Responder analysis: identifying responders in clinical trials
Posted on 8th July 2019 by Giorgio Karam
What is the best way to report the outcomes of parallel-arm trials which focus on continuous variables, like pain or depression symptoms? One way is to report the mean difference between the two groups (e.g., final pain score of 5 in drug arm vs. 6 in placebo arm). Another way is to report the percentage of patients in each arm who had, for example, 50% reduction in symptoms. The latter is known as ‘responder analysis’ (1), implying that it identifies the percentage of patients who ‘respond’ to the treatment.
Intuitively, it is an appealing approach since, in practice, patients seem to differ in their response to treatments: some improve greatly after starting a new therapy, others do not change at all, and still others worsen. The mean difference, so it seems, averages these into one number, telling us little about how it will affect an individual patient. Responder analysis, on the other hand, seemingly tells us the chances that a drug will help a patient achieve a clinically important benefit, a much more helpful measure. However, further thinking reveals the limitations to this and the importance of knowing the mean difference.

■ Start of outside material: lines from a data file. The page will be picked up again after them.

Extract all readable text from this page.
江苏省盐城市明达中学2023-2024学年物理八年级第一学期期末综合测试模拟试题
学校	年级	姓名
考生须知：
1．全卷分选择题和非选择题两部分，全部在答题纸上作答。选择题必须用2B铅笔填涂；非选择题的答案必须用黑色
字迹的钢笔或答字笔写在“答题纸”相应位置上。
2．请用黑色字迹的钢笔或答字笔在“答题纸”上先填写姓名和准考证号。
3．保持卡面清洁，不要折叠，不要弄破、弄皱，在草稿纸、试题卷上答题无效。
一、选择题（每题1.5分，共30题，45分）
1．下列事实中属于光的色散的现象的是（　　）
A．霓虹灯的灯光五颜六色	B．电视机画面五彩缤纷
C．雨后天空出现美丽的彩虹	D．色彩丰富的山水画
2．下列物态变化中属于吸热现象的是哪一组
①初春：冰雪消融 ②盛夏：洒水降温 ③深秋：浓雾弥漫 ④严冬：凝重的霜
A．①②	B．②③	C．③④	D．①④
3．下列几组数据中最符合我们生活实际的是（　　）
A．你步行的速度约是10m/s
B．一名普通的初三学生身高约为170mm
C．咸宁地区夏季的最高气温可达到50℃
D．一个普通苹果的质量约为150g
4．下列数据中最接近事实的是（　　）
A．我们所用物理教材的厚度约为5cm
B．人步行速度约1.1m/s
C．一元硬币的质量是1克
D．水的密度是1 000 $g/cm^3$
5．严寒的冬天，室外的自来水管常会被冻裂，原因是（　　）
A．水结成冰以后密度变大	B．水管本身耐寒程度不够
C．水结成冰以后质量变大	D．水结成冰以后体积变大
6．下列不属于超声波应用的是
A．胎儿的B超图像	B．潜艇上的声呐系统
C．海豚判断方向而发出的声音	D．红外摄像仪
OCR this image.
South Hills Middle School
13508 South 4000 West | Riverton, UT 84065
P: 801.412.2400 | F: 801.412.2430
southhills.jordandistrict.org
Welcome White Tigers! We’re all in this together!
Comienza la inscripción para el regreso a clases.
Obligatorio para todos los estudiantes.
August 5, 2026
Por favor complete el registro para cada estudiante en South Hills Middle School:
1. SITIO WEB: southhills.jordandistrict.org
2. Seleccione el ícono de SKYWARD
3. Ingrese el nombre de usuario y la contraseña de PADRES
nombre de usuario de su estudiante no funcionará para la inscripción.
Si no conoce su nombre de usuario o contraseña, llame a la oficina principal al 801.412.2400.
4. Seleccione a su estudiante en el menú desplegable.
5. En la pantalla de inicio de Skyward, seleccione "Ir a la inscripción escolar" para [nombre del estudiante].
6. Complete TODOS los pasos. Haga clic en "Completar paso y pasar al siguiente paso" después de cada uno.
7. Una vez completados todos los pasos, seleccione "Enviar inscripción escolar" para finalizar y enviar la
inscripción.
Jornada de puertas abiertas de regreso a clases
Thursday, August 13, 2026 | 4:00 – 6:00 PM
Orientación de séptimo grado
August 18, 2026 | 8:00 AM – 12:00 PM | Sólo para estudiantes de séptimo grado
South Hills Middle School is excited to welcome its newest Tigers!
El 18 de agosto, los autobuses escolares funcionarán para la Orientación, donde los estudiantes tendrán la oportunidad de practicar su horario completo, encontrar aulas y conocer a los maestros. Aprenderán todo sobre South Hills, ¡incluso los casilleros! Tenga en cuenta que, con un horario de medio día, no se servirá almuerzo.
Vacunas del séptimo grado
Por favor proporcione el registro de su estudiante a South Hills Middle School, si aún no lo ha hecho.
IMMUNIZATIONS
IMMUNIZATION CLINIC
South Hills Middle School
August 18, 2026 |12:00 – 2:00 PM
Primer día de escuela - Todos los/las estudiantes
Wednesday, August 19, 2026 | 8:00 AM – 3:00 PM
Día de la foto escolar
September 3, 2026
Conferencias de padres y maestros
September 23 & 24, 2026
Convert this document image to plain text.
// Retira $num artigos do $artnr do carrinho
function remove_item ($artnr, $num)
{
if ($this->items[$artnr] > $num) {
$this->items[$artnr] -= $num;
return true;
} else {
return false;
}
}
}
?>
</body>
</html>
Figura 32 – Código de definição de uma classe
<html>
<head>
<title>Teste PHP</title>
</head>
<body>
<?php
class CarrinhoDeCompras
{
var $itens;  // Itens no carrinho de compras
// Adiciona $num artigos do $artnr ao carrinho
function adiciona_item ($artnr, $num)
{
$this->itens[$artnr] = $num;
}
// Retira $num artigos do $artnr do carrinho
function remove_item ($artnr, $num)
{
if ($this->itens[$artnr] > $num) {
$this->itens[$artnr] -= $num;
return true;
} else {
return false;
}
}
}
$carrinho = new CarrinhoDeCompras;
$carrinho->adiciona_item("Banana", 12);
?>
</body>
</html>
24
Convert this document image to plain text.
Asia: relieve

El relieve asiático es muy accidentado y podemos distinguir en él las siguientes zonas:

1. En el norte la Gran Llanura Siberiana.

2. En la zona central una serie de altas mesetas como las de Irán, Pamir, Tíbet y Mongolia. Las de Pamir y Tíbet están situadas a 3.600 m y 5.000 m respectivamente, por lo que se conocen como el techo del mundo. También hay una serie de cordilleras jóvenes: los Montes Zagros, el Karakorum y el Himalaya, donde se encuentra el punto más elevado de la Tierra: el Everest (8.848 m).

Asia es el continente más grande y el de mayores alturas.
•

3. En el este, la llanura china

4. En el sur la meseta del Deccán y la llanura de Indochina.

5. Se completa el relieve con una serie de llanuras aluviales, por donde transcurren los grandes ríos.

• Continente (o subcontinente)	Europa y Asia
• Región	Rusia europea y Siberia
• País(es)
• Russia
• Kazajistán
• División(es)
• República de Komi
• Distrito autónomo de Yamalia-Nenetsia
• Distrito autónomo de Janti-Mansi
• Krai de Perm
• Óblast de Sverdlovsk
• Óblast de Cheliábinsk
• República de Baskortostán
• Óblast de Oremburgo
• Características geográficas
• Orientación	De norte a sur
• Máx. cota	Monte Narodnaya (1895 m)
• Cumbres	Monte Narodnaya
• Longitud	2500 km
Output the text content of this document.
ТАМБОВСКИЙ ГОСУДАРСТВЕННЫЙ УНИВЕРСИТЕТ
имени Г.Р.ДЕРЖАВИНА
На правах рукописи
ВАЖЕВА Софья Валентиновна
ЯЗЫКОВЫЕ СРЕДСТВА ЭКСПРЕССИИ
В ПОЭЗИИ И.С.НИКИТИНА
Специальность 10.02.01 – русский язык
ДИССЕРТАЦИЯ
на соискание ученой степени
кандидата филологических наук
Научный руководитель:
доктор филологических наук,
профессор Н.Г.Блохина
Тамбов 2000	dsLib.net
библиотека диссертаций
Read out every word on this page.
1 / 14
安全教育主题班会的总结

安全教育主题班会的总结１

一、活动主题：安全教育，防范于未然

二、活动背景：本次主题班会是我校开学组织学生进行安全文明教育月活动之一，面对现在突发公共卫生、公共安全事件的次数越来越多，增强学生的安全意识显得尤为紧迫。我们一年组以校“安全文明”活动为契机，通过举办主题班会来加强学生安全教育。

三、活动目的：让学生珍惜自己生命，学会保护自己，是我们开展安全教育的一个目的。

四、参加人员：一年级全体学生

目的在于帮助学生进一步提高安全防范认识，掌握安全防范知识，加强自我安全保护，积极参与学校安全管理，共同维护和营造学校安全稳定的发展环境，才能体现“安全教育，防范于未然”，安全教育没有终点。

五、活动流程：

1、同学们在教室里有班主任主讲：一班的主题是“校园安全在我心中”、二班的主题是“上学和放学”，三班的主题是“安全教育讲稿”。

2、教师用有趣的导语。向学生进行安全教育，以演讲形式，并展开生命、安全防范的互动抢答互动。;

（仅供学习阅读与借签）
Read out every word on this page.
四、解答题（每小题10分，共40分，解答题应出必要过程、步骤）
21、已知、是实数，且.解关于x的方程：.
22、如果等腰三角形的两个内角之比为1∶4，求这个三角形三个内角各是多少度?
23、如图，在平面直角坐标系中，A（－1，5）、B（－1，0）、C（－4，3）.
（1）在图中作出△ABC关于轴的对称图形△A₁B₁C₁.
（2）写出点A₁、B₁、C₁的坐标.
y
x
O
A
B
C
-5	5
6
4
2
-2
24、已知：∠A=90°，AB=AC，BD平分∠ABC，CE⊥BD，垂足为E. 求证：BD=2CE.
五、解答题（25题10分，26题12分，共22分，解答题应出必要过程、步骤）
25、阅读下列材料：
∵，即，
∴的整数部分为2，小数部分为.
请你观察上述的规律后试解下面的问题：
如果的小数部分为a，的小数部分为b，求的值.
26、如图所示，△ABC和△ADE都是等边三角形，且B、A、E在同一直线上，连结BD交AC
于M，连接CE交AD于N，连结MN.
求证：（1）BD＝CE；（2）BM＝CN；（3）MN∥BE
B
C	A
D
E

Illustrating the limitations
It would be a mistake to assume that parallel-arm trials can tell us which individuals respond to a drug, since we do not know how a given individual would have done if left untreated. Notably, a considerable number of patients improve substantially even on placebo. Consider that some of these placebo-treated patients will improve, but are just under the cut-off to be classified as responders. These patients, if they were to take a drug which improved their outcome by a very small (even clinically insignificant) amount, would then be budged slightly past this cut-off and be classified as responders.
This phenomenon has been observed in how statins, which cause a very small increase in HbA1c, give patients a small increased risk in being diagnosed with diabetes (defined as HbA1c 6.5%). Are statins causing large increases in blood sugar in a select group of patients? No. More likely they are just shifting borderline cases where patients already had a HbA1c very close to the diabetes cut-off. In the same way, ‘responder analysis’ is at risk of primarily identifying borderline cases for whom even a marginal response to the treatment is pushing them past the cut-off, and not patients who are receiving an exceptional benefit to the treatment.
To illustrate, a Cochrane Review of acetaminophen for osteoarthritis found that, on average, it reduced pain by 4 mm on a visual analog scale (VAS) of 0 to 100 mm, which is not clinically significant. However, it also reported a number needed to treat (NNT) of 16 for “pain response.” Although the definition of response is not mentioned, a common dichotomized value to identify responders is 50% pain relief. In the largest trial included, baseline pain was roughly 70 mm, so 50% pain relief would equal pain reduction corresponding to 35 mm. Patients improved 15 mm on placebo (standard deviation 21 mm). If we treat this as normal distribution (a common assumption in pain trials), we can calculate that about 5% improved between 31 and 35 mm on placebo. If these people were to take acetaminophen and do 4 mm better, then they would have 35 mm pain reduction and so be classified as “responders” by the analysis. The NNT here would be 20, similar to the value reported by the Cochrane authors.
From this, it should be clear that clinical trials generally cannot identify the response an individual is experiencing. Nevertheless, there are some benefits to responder analysis. Firstly, continuous analysis will struggle to assign a value (e.g., pain symptoms) to dropouts in trials, whereas in responder analysis they can be reasonably classified as non-responders. Also, it is helpful for clinicians and patients to know that a certain percentage do achieve substantial symptom relief, even if not all this improvement is attributable to the studied treatment. For these purposes, the best method is one recommended by IMMPACT for pain (Initiative on Methods, Measurement, and Pain Assessment in Clinical Trials), in which a cumulative chart shows the proportion achieving symptom relief at each possible cut-off.
Is there a way to identify an individual’s response to a treatment? The most rigorous way is an n-of-1 trial, in which a patient receives a treatment or a control at different times assigned randomly. A 2009 meta-analysis of such trials comparing gabapentin and placebo for neuropathic pain reported a similar mean difference (0.8 difference on a 10-point pain scale) as a meta-analysis of parallel-arm trials (0.78 point difference). It did record, however, that pain scores were “definitely better” on gabapentin in 10 of 55 patients, compared to “definitely better” on placebo in 1 of 55. So there is evidence behind the common clinical assumption that patients respond differently to drugs. But, to maintain rigor, it should be this method – n-of-1 trials – and not responder analysis to establish the frequency of responders.